Firstly, pat yourself on the back. After getting your screenplay sold, a writing assignment is every screenwriter’s dream.
You’ve achieved great things already by convincing someone that you’re the best person for the writing job. They’ve read your writing samples, met you and now they’ve hired you to write a screenplay based on their property; be it an early draft, a treatment, a novel or something else. Woo Hoo!
Now it’s time to decide how do you tackle the writing beast. Here are a few things to consider:
How much time have they given you? For a TV script it can as little as one or two weeks and as much as six to eight weeks for a feature film. Create a schedule and stick to it. However you divide your time, ensure that the physical writing takes up as little time as possible. Planning is paramount. Outline heavily. Use all the time available and include a few days downtime before your final polish is turned in.
Also, if you come up with additional story ideas not in your initial brief, make sure you clear it with your employers. NEVER turn in a screenplay they didn’t ask for. Touch base with them even if it’s a change in tone, an omission or a plot point.
Decide when you will commence and end your story. Will your story be told linearly or non-linearly? Will it take place over an extended or condensed time period? What will be the focus? What story elements will make to your movie script?
Then you need to decide how to execute your story. How will it differ from the source material? Will all the characters be included? Will there be new ones? This was a major issue for Larry McMurty and Diana Ossana who co-wrote “Brokeback Mountain” based on a short story by Annie Proux.
Will it be a feature film for the screen or a MOW (movie of the week)? Web series or TV show? It it’s a TV show how long will each episode be? In TV streaming, lengths often deviate from the traditional 30 or 60 minute time slots. Do you know where the commercial breaks/ act breaks are?
Will it be a webisode, game, download or interactive story? Have you discovered new media such as VR or interactive shows?
A writing assignment suggests you are adapting from another literary work, even if it’s somebody else’s original idea.

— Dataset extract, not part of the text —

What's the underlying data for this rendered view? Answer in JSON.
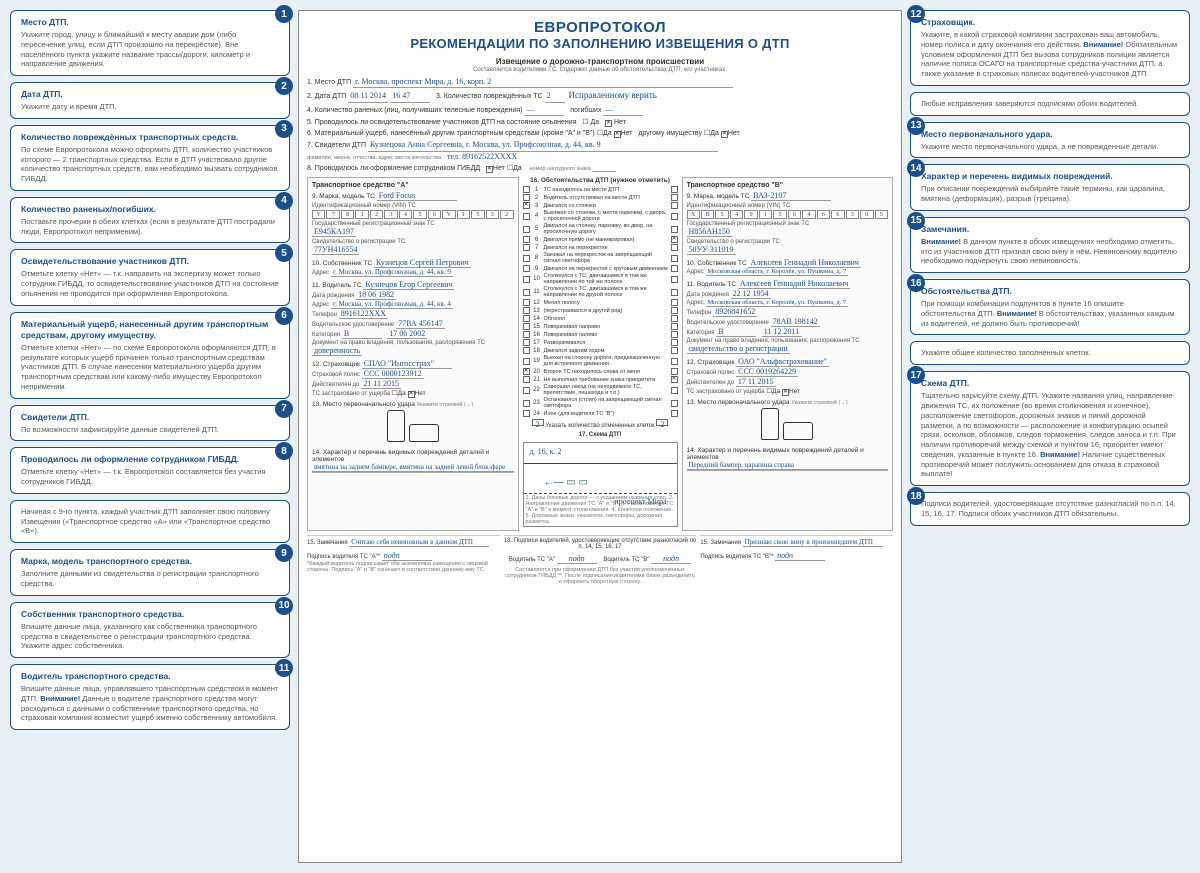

Is it an earlier draft, a novel, a newspaper article, a prequel or even producer’s notes? Decide on the tone early on. Is it earnest, light, dark, snarky, cool, slick, sexy, high octane, broad, manga animated, Disney animated, metaphorical, allegorical, biting satire, moralistic or informative?
Part of tone relates to the genre. You’d be hard pressed to find a serial killer comedy. Admittedly, I wrote one many years ago. It was called niche cinema.
Film conventions divide movies into stories much like departments in a supermarket. Genres exist to satisfy to audience expectations about a movie. A comedy, by definition, must make you laugh, just as much as a horror film should be scary. That isn’t to say there can’t be a scary moment in a comedy. Know your genre well before you start to write. Understand the audience exception and how or if you will subvert a genre.
After your initial meetings, you will receive a ton of notes telling you the type of finished script a producer expects. By this stage you will be able to decide a balance between join the dots and creative writing. Keep within your designated constraints or you’ll be rewritten.
This also relates to genre. Is it a date movie or a four quadrant family movie? What about gender? Films such as “Hot Tub Time Machine” tracked well with males under 25, while “The Bounty Hunter” tracked better with females in the same age group.
Be aware of the franchise potential of movies. Are you writing “Harry Potter 8” with all it’s accompanying product tie ups and merchandise? Do you need to consider product placement such as Omega watches and BMWs in the Bond films? Have you noticed the preponderance of Macbooks in films recently? These have become an important source of funding for producers and targeted advertising for marketers. A good story is extremely robust and the drama can be repurposed for the medium.
Ask what the budget is? Who the actors are? Where it is being shot? The answers will provide clues to how the script should evolve. It also demonstrates a vested interest in the project beyond writing a screenplay.
Be aware that most producers interview several writers for a writing assignment to gauge the various takes on a project. Make sure you have one.
Answering these questions will help avoid many painful rewrites.